Why the FBI’s pre-election bombshell holds a lesson for Hong Kong
Albert Cheng says the bureau’s decision to reopen the investigation into Hillary Clinton’s use of a private email server – just days before the US presidential vote – shows how separation of powers should operate
Just as the US presidential election entered its final week, the FBI dropped a bombshell onto what would otherwise have been the home straight of the race. Hillary Clinton had raced ahead of Donald Trump after the three presidential debates. However, FBI director James Comey’s surprise move to notify Congress that the bureau would reopen a probe into Clinton’s use of a private email server has turned the tide. The latest national polls indicate the gap between the candidates has narrowed.

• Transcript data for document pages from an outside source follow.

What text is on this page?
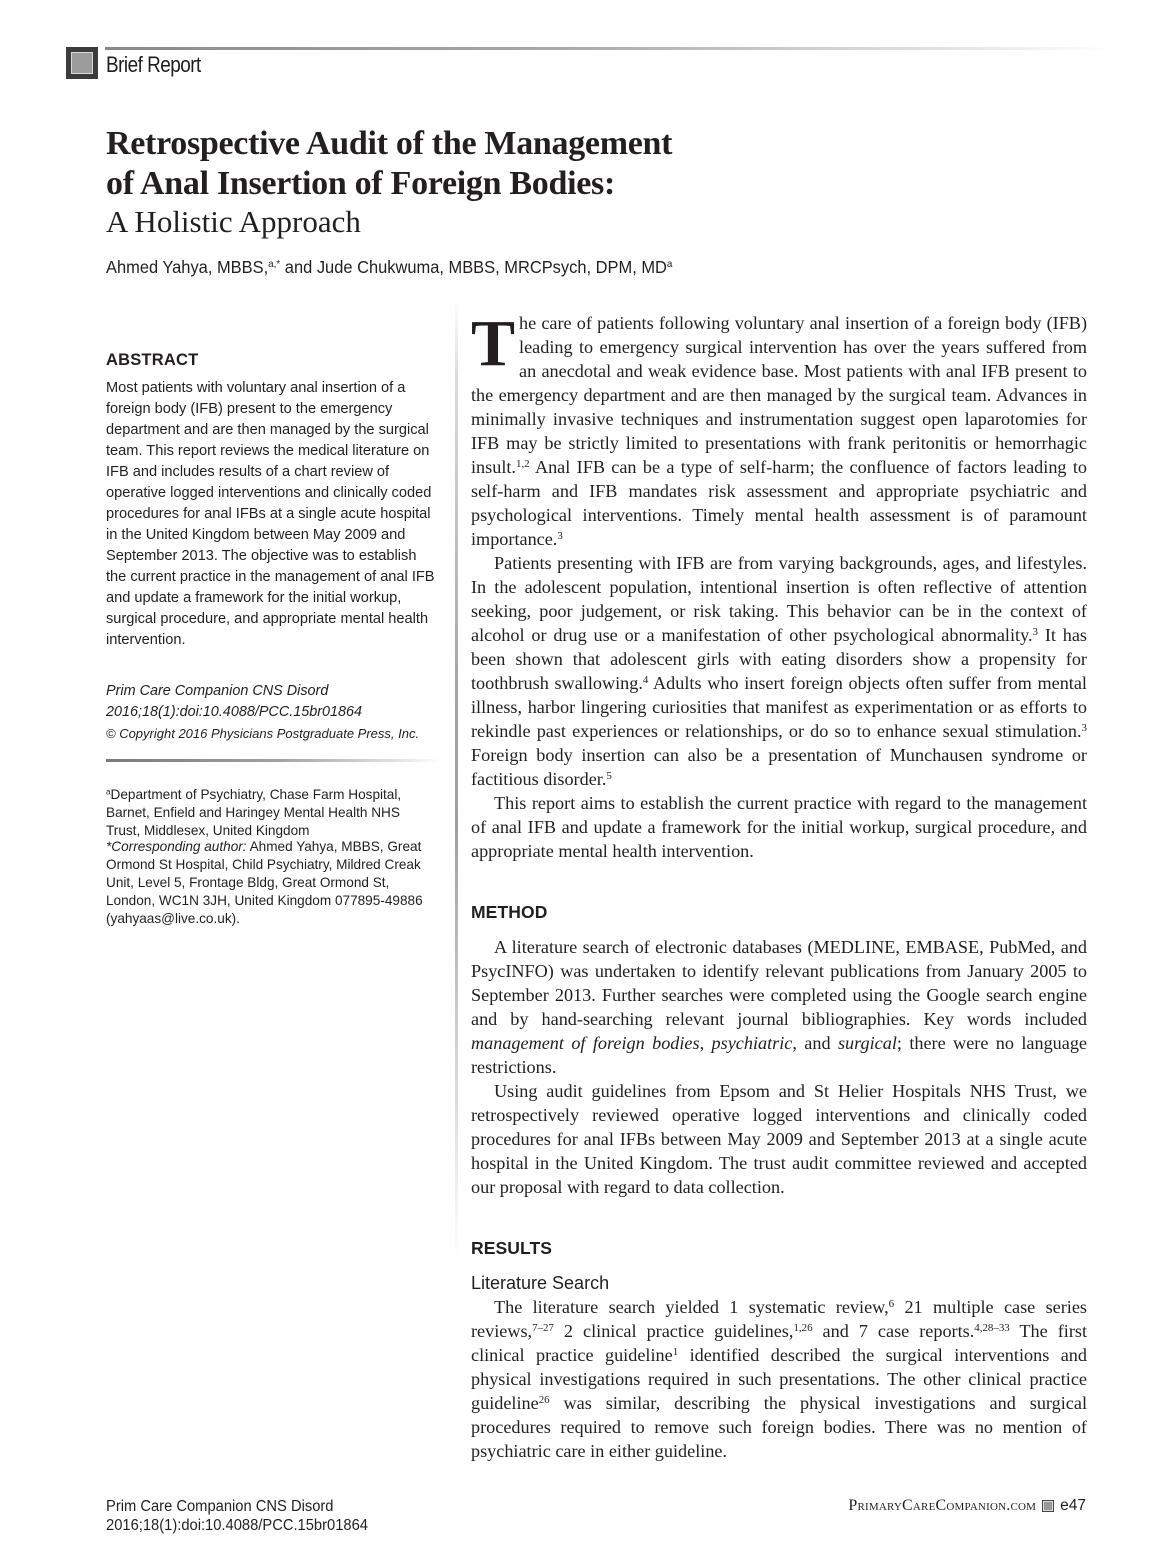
Brief Report
Retrospective Audit of the Management
of Anal Insertion of Foreign Bodies:
A Holistic Approach
Ahmed Yahya, MBBS,$^{a,*}$ and Jude Chukwuma, MBBS, MRCPsych, DPM, $MD^a$
ABSTRACT
Most patients with voluntary anal insertion of a foreign body (IFB) present to the emergency department and are then managed by the surgical team. This report reviews the medical literature on IFB and includes results of a chart review of operative logged interventions and clinically coded procedures for anal IFBs at a single acute hospital in the United Kingdom between May 2009 and September 2013. The objective was to establish the current practice in the management of anal IFB and update a framework for the initial workup, surgical procedure, and appropriate mental health intervention.
Prim Care Companion CNS Disord
2016;18(1):doi:10.4088/PCC.15br01864
© Copyright 2016 Physicians Postgraduate Press, Inc.
$^a$Department of Psychiatry, Chase Farm Hospital, Barnet, Enfield and Haringey Mental Health NHS Trust, Middlesex, United Kingdom
*Corresponding author: Ahmed Yahya, MBBS, Great Ormond St Hospital, Child Psychiatry, Mildred Creak Unit, Level 5, Frontage Bldg, Great Ormond St, London, WC1N 3JH, United Kingdom 077895-49886 (yahyaas@live.co.uk).

The care of patients following voluntary anal insertion of a foreign body (IFB) leading to emergency surgical intervention has over the years suffered from an anecdotal and weak evidence base. Most patients with anal IFB present to the emergency department and are then managed by the surgical team. Advances in minimally invasive techniques and instrumentation suggest open laparotomies for IFB may be strictly limited to presentations with frank peritonitis or hemorrhagic insult.$^{1,2}$ Anal IFB can be a type of self-harm; the confluence of factors leading to self-harm and IFB mandates risk assessment and appropriate psychiatric and psychological interventions. Timely mental health assessment is of paramount importance.$^3$

Patients presenting with IFB are from varying backgrounds, ages, and lifestyles. In the adolescent population, intentional insertion is often reflective of attention seeking, poor judgement, or risk taking. This behavior can be in the context of alcohol or drug use or a manifestation of other psychological abnormality.$^3$ It has been shown that adolescent girls with eating disorders show a propensity for toothbrush swallowing.$^4$ Adults who insert foreign objects often suffer from mental illness, harbor lingering curiosities that manifest as experimentation or as efforts to rekindle past experiences or relationships, or do so to enhance sexual stimulation.$^3$ Foreign body insertion can also be a presentation of Munchausen syndrome or factitious disorder.$^5$

This report aims to establish the current practice with regard to the management of anal IFB and update a framework for the initial workup, surgical procedure, and appropriate mental health intervention.

METHOD

A literature search of electronic databases (MEDLINE, EMBASE, PubMed, and PsycINFO) was undertaken to identify relevant publications from January 2005 to September 2013. Further searches were completed using the Google search engine and by hand-searching relevant journal bibliographies. Key words included management of foreign bodies, psychiatric, and surgical; there were no language restrictions.

Using audit guidelines from Epsom and St Helier Hospitals NHS Trust, we retrospectively reviewed operative logged interventions and clinically coded procedures for anal IFBs between May 2009 and September 2013 at a single acute hospital in the United Kingdom. The trust audit committee reviewed and accepted our proposal with regard to data collection.

RESULTS
Literature Search

The literature search yielded 1 systematic review,$^6$ 21 multiple case series reviews,$^{7-27}$ 2 clinical practice guidelines,$^{1,26}$ and 7 case reports.$^{4,28-33}$ The first clinical practice guideline$^1$ identified described the surgical interventions and physical investigations required in such presentations. The other clinical practice guideline$^{26}$ was similar, describing the physical investigations and surgical procedures required to remove such foreign bodies. There was no mention of psychiatric care in either guideline.

Prim Care Companion CNS Disord
2016;18(1):doi:10.4088/PCC.15br01864
PrimaryCareCompanion.com e47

Operating under the jurisdiction of the US Department of Justice, the FBI director is a member of the US intelligence community and reports to both the attorney general and the director of national intelligence. Separation of powers is a cornerstone of the American government. President Barack Obama, a Democrat, supports Clinton, but he has never abused his power to meddle with an FBI investigation.
Comey is now being savaged for violating the long-standing Department of Justice policy of refraining from taking law-enforcement action close to an election. Meanwhile, the atmosphere at the FBI has been very different. After Comey announced in July he would not recommend charges against Clinton, some agents felt he had brought disgrace to the bureau by letting her off the hook, and several have resigned.
Some parallels can be drawn with the recent saga at the Independent Commission Against Corruption in Hong Kong. Acting head of operations Rebecca Li Bo-lan resigned after being denied her expected promotion. It is believed she was sidelined because of her aggressive style in the investigation into a controversial payment to Chief Executive Leung Chun-ying by engineering company UGL.
By reopening Clinton’s case, Comey must have anticipated the magnitude of the pressure he would have to face. He opted to press ahead. Irrespective of whether his decision is justified, there is a clear separation of powers between law enforcement and the executive arm of the government.
By contrast, ICAC comissioner Simon Peh Yun-luu was criticised for supposedly not backing Li in her endeavour to take on the chief executive. It is hard to ascertain whether such criticism is fair. Still, his decision dealt a blow to morale in the commission.
The ongoing Legislative Council oath-taking saga, involving Sixtus Baggio Leung Chung-hang and Yau Wai-ching from Youngspiration, is another case in point. The chief executive and the central government’s liaison office have jumped on the opportunity to make a mountain out of a molehill, accusing Leung and Yau of insulting the entire Chinese race with their antics. In an unprecedented move, the chief executive filed a judicial review against Legco president Andrew Leung Kwan-yuen’s ruling to allow the two to retake the oath.
At the same time, pro-Bejing groups protested outside Legco, while tycoons advertised in newspapers to coerce the Legco president not to allow the pair a chance to retake their oaths. They are determined to put an end to the duo’s budding political careers.
Worse, Beijing is now so agitated it is poised to impose an interpretation of the Basic Law, presumably to prevent the trouble-making councillors from taking office. A legal challenge initiated by the chief executive in the local courts might be concluded by the National People’s Congress. This prospect has deeply worried the local legal fraternity.
At such a critical juncture, retired judge Woo Kwok-hing has stepped forward to run for chief executive. The liberal candidate has won people’s hearts. For one, he notes that even though the separation of powers is not spelled out in the law, it has become a deep-rooted doctrine here that regulates government operation.
Even before the Hong Kong court started to hear the case, Leung Chun-ying said he could not rule out the possibility of an NPC interpretation of the Basic Law. Woo is among the most vocal to tell Leung he was wrong, adding that he shouldn’t even be commenting on the case given that he is also a plaintiff. If it were a “one person, one vote” election for the chief executive, Woo could beat Leung, and even Financial Secretary John Tsang Chun-wah, hands down.